Arlo did redesign the system’s base station, though. It functions as a keypad, siren, motion sensor, smoke/CO alarm sound sensor, and NFC reader (for arming/disarming by tapping your smartphone). Naturally, the system works with Arlo security cameras and the Arlo Secure subscription, which can be used to dispatch emergency services in the event of a break-in.
A handful of companies also released new home security sensors that work either on their own or as part of a home security system.
Kidde released its first-ever WiFi smart smoke/CO detector, giving First Alert and Google Nest some much needed competition in this important yet sparse market. The alarm costs $90 and is available now at Home Depot. Meanwhile, Ring announced a new glass break sensor, $40, for its Ring Alarm systems, which up until now required an Amazon Echo smart speaker to detect the sound of glass breaking. The sensor is available now for preorder.
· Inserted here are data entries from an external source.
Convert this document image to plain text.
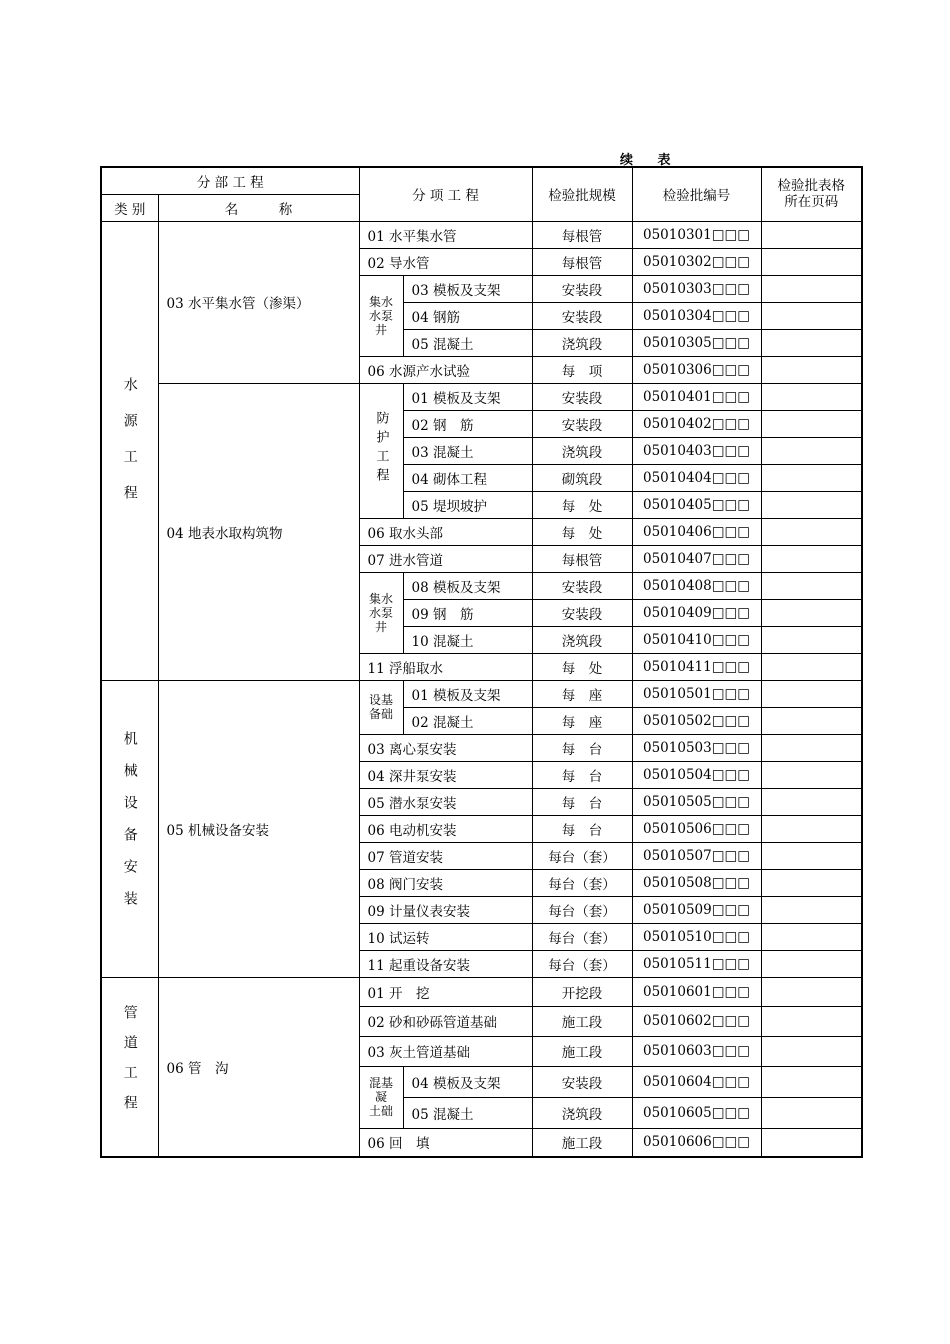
续 表
分 部 工 程		分 项 工 程		检验批规模	检验批编号	检验批表格
所在页码
类 别	名　　　称					
水源工程	03 水平集水管（渗渠）	01 水平集水管		每根管	05010301□□□	
		02 导水管		每根管	05010302□□□	
		集水
水泵
井	03 模板及支架	安装段	05010303□□□	
			04 钢筋	安装段	05010304□□□	
			05 混凝土	浇筑段	05010305□□□	
		06 水源产水试验		每　项	05010306□□□	
	04 地表水取构筑物	防护工程	01 模板及支架	安装段	05010401□□□	
			02 钢　筋	安装段	05010402□□□	
			03 混凝土	浇筑段	05010403□□□	
			04 砌体工程	砌筑段	05010404□□□	
			05 堤坝坡护	每　处	05010405□□□	
		06 取水头部		每　处	05010406□□□	
		07 进水管道		每根管	05010407□□□	
		集水
水泵
井	08 模板及支架	安装段	05010408□□□	
			09 钢　筋	安装段	05010409□□□	
			10 混凝土	浇筑段	05010410□□□	
		11 浮船取水		每　处	05010411□□□	
机械设备安装	05 机械设备安装	设基
备础	01 模板及支架	每　座	05010501□□□	
			02 混凝土	每　座	05010502□□□	
		03 离心泵安装		每　台	05010503□□□	
		04 深井泵安装		每　台	05010504□□□	
		05 潜水泵安装		每　台	05010505□□□	
		06 电动机安装		每　台	05010506□□□	
		07 管道安装		每台（套）	05010507□□□	
		08 阀门安装		每台（套）	05010508□□□	
		09 计量仪表安装		每台（套）	05010509□□□	
		10 试运转		每台（套）	05010510□□□	
		11 起重设备安装		每台（套）	05010511□□□	
管道工程	06 管　沟	01 开　挖		开挖段	05010601□□□	
		02 砂和砂砾管道基础		施工段	05010602□□□	
		03 灰土管道基础		施工段	05010603□□□	
		混基
凝
土础	04 模板及支架	安装段	05010604□□□	
			05 混凝土	浇筑段	05010605□□□	
		06 回　填		施工段	05010606□□□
Finally, Kohler announced its H2Wise powered by Phyn smart leak detector system. Kohler hasn’t provided many details on the system, but like most, it has the ability to detect leaks and track your home’s water usage. There will be two versions: one with a valve that shuts off your home’s water supply when a leak is detected (which requires professional installation), and another without a shutoff valve (which you can install yourself).
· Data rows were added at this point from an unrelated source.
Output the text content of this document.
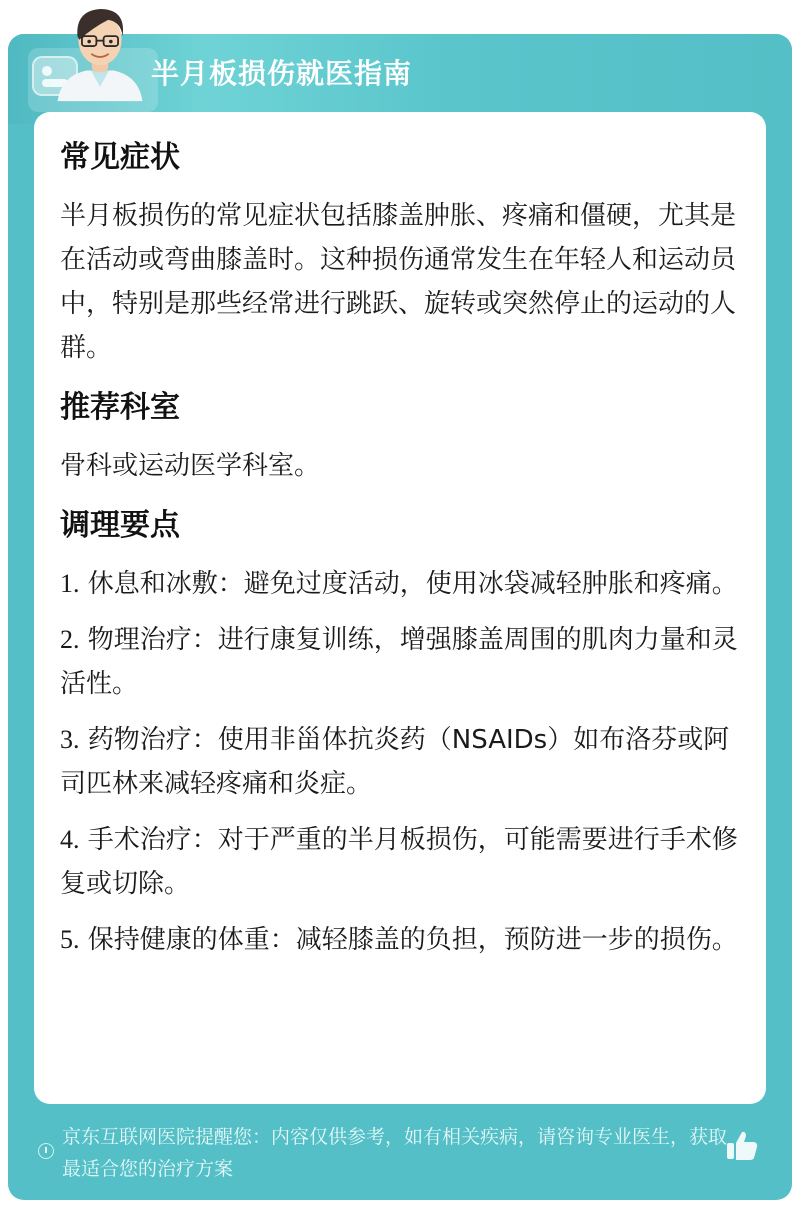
半月板损伤就医指南
常见症状
半月板损伤的常见症状包括膝盖肿胀、疼痛和僵硬，尤其是在活动或弯曲膝盖时。这种损伤通常发生在年轻人和运动员中，特别是那些经常进行跳跃、旋转或突然停止的运动的人群。
推荐科室
骨科或运动医学科室。
调理要点
1. 休息和冰敷：避免过度活动，使用冰袋减轻肿胀和疼痛。
2. 物理治疗：进行康复训练，增强膝盖周围的肌肉力量和灵活性。
3. 药物治疗：使用非甾体抗炎药（NSAIDs）如布洛芬或阿司匹林来减轻疼痛和炎症。
4. 手术治疗：对于严重的半月板损伤，可能需要进行手术修复或切除。
5. 保持健康的体重：减轻膝盖的负担，预防进一步的损伤。
京东互联网医院提醒您：内容仅供参考，如有相关疾病，请咨询专业医生，获取最适合您的治疗方案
While the H2Wise system has a different aesthetic than the Phyn Plus system, functionally both systems look almost identical. The Phyn system performs quite well in our tests, so Kohler’s version could prove to be a compelling option for your home.
While many of these products look promising on paper, the truth is in the test results. We’ll have to buy them and bring them into our labs to evaluate them.
We currently test security cameras, video doorbells, DIY home security systems, smart locks, smart thermostats, smoke and CO detectors, water leak detection systems, smart sprinkler controllers, and more. We’ll have to see whether any of these new products can beat out existing models in our ratings.